7Department of Diagnostic and Laboratory Medicine, Unit of Microbiology and Diagnostic Immunology, Unit of Microbiomics and Multimodal Laboratory Medicine Research Area, Unit of Human Microbiome, Bambino Gesù Children's Hospital, IRCCS, Rome, Italy.
Background & aims: Hypercholesterolemia is frequent in people with primary biliary cholangitis (PBC); however, it does not seem to confer increased risk of cardiovascular disease. We aimed to evaluate the prevalence of peripheral arterial disease in PBC women and its association with the gut-liver-axis and systemic inflammation.
Methods: Thirty patients affected by PBC and hypercholesterolemia were enrolled, with equal-sized groups of women with nonalcoholic fatty liver disease (NAFLD), and healthy controls (CTRL). All patients underwent Doppler ultrasound examination of peripheral arteries, assessment of flow mediated dilation, quantification of circulating cytokines and vasoactive mediators, characterization the compositional and functional profile of the gut microbiota.

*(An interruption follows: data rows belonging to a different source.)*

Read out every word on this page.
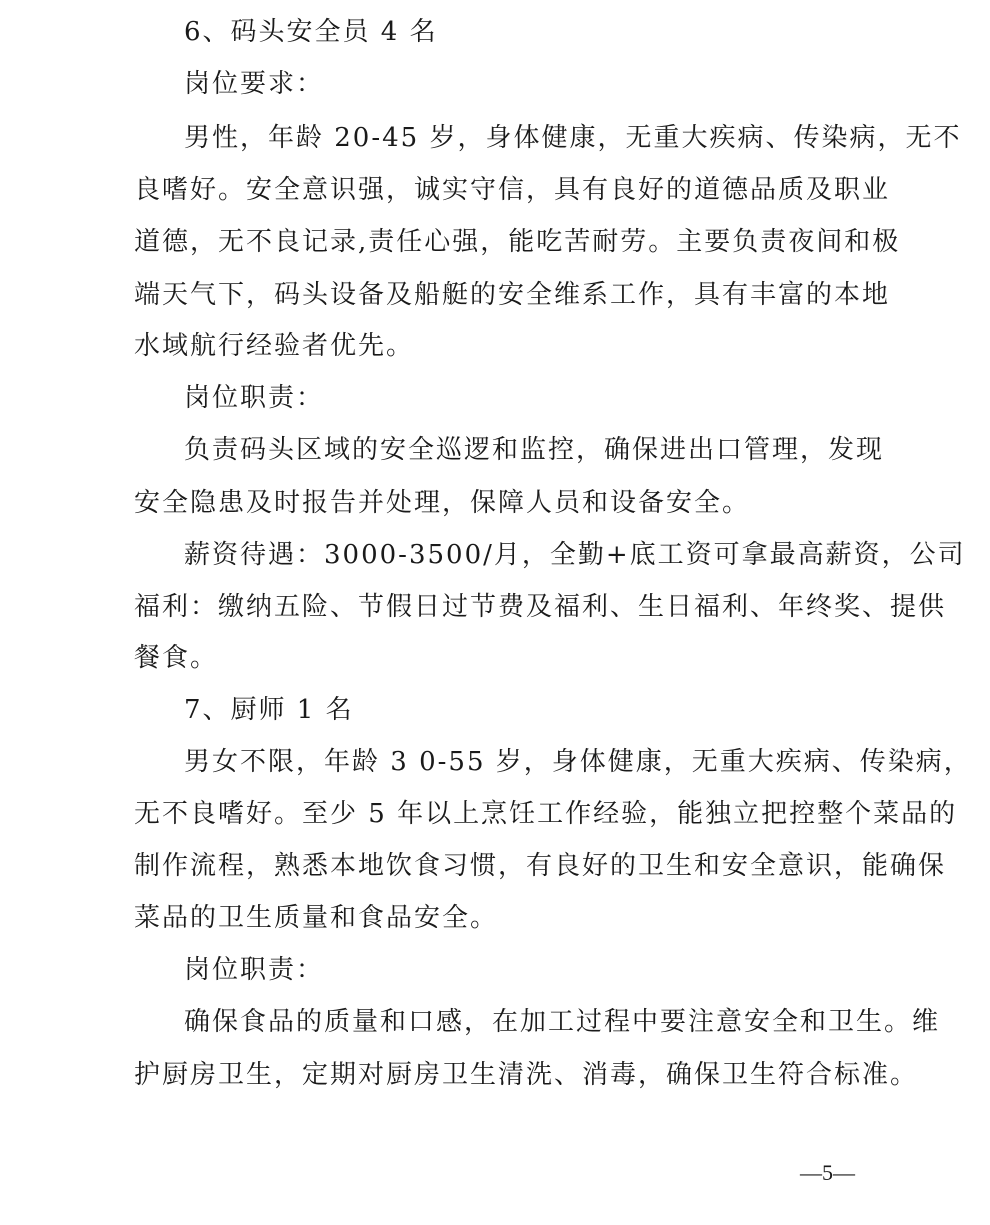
6、码头安全员 4 名
岗位要求：
男性，年龄 20-45 岁，身体健康，无重大疾病、传染病，无不
良嗜好。安全意识强，诚实守信，具有良好的道德品质及职业
道德，无不良记录,责任心强，能吃苦耐劳。主要负责夜间和极
端天气下，码头设备及船艇的安全维系工作，具有丰富的本地
水域航行经验者优先。
岗位职责：
负责码头区域的安全巡逻和监控，确保进出口管理，发现
安全隐患及时报告并处理，保障人员和设备安全。
薪资待遇：3000-3500/月，全勤+底工资可拿最高薪资，公司
福利：缴纳五险、节假日过节费及福利、生日福利、年终奖、提供
餐食。
7、厨师 1 名
男女不限，年龄 3 0-55 岁，身体健康，无重大疾病、传染病，
无不良嗜好。至少 5 年以上烹饪工作经验，能独立把控整个菜品的
制作流程，熟悉本地饮食习惯，有良好的卫生和安全意识，能确保
菜品的卫生质量和食品安全。
岗位职责：
确保食品的质量和口感，在加工过程中要注意安全和卫生。维
护厨房卫生，定期对厨房卫生清洗、消毒，确保卫生符合标准。
—5—
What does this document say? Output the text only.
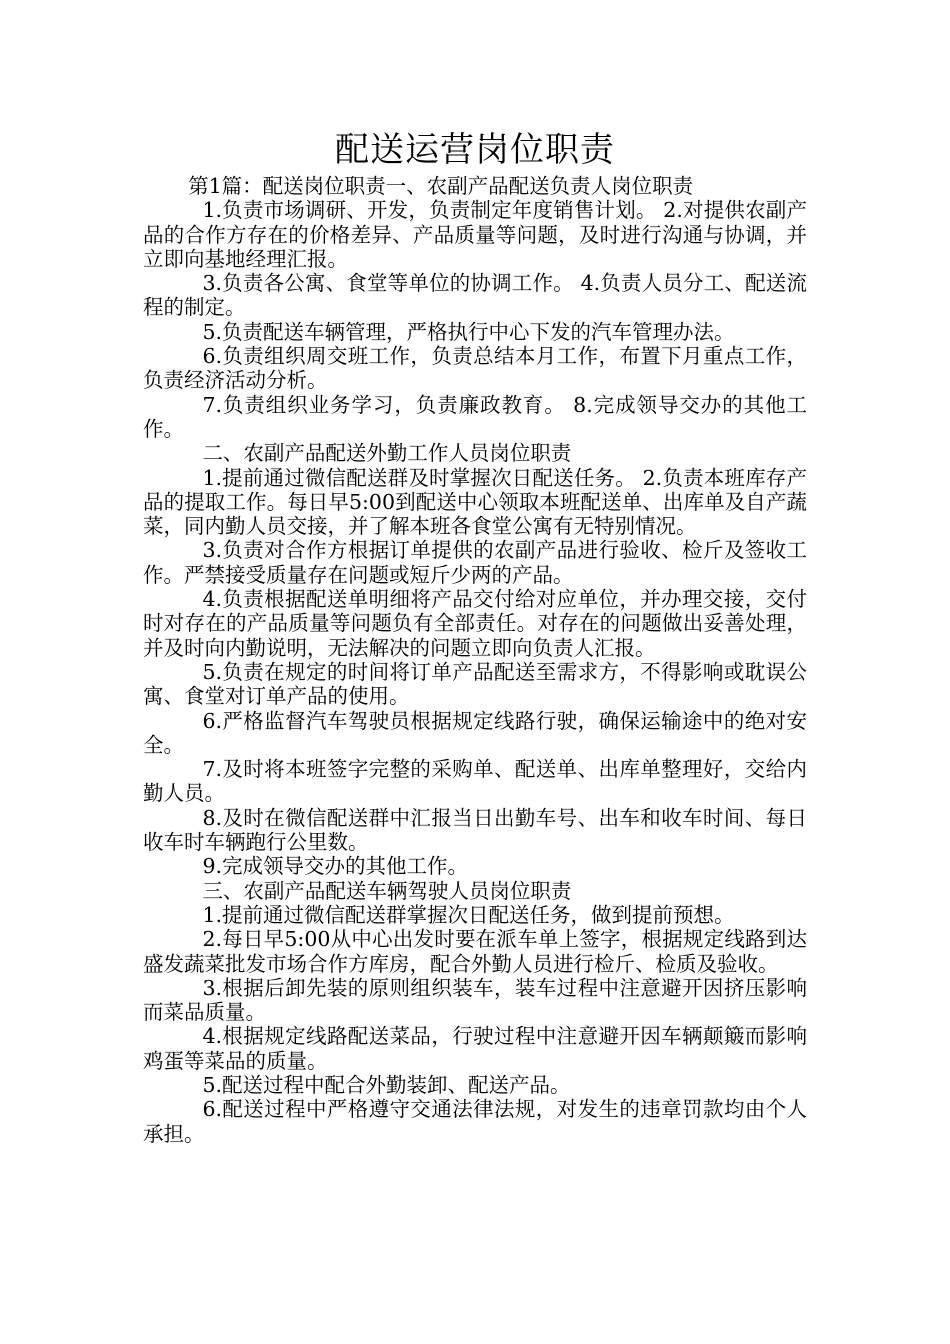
配送运营岗位职责

第1篇：配送岗位职责一、农副产品配送负责人岗位职责

1.负责市场调研、开发，负责制定年度销售计划。 2.对提供农副产品的合作方存在的价格差异、产品质量等问题，及时进行沟通与协调，并立即向基地经理汇报。

3.负责各公寓、食堂等单位的协调工作。 4.负责人员分工、配送流程的制定。

5.负责配送车辆管理，严格执行中心下发的汽车管理办法。

6.负责组织周交班工作，负责总结本月工作，布置下月重点工作，负责经济活动分析。

7.负责组织业务学习，负责廉政教育。 8.完成领导交办的其他工作。

二、农副产品配送外勤工作人员岗位职责

1.提前通过微信配送群及时掌握次日配送任务。 2.负责本班库存产品的提取工作。每日早5:00到配送中心领取本班配送单、出库单及自产蔬菜，同内勤人员交接，并了解本班各食堂公寓有无特别情况。

3.负责对合作方根据订单提供的农副产品进行验收、检斤及签收工作。严禁接受质量存在问题或短斤少两的产品。

4.负责根据配送单明细将产品交付给对应单位，并办理交接，交付时对存在的产品质量等问题负有全部责任。对存在的问题做出妥善处理，并及时向内勤说明，无法解决的问题立即向负责人汇报。

5.负责在规定的时间将订单产品配送至需求方，不得影响或耽误公寓、食堂对订单产品的使用。

6.严格监督汽车驾驶员根据规定线路行驶，确保运输途中的绝对安全。

7.及时将本班签字完整的采购单、配送单、出库单整理好，交给内勤人员。

8.及时在微信配送群中汇报当日出勤车号、出车和收车时间、每日收车时车辆跑行公里数。

9.完成领导交办的其他工作。

三、农副产品配送车辆驾驶人员岗位职责

1.提前通过微信配送群掌握次日配送任务，做到提前预想。

2.每日早5:00从中心出发时要在派车单上签字，根据规定线路到达盛发蔬菜批发市场合作方库房，配合外勤人员进行检斤、检质及验收。

3.根据后卸先装的原则组织装车，装车过程中注意避开因挤压影响而菜品质量。

4.根据规定线路配送菜品，行驶过程中注意避开因车辆颠簸而影响鸡蛋等菜品的质量。

5.配送过程中配合外勤装卸、配送产品。

6.配送过程中严格遵守交通法律法规，对发生的违章罚款均由个人承担。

Results: PBC patients had higher prevalence of lower extremity arterial disease (LEAD) defined as atherosclerotic plaques in any of femoral, popliteal and/or tibial arteries compared with both NAFLD and CTRL women (83.3% vs. 53.3% and 50%, respectively; p=0.01). Factors associated with LEAD at univariate analysis were VCAM-1 (p=0.002), ICAM-1 (p=0.003), and TNF-alpha (p=0.04), but only VCAM-1 (OR 1.1, 95% CI 1.0-1.1; p=0.04) and TNF-alpha (OR 1.12, 95%CI 0.99-1.26; p=0.04) were confirmed as independent predictors in the multivariate model. Gut microbiome analysis revealed that Acidaminococcus (FDR=0.0008), Bifidobacterium (FDR=0.001) and Oscillospira (FDR=0.03) were differentially expressed among groups. Acidaminococcus, which was increased in PBC, was positively correlated with TNF-alpha. Downregulation of metabolic pathways linked to fatty acid and butyrate metabolism, glyoxylate metabolism, and branched chain amino acids degradation was found in the functional gut metagenome of PBC women.
Conclusions: LEAD is common in patients affected by PBC and is associated with inflammatory markers and alterations in the gut-liver-axis.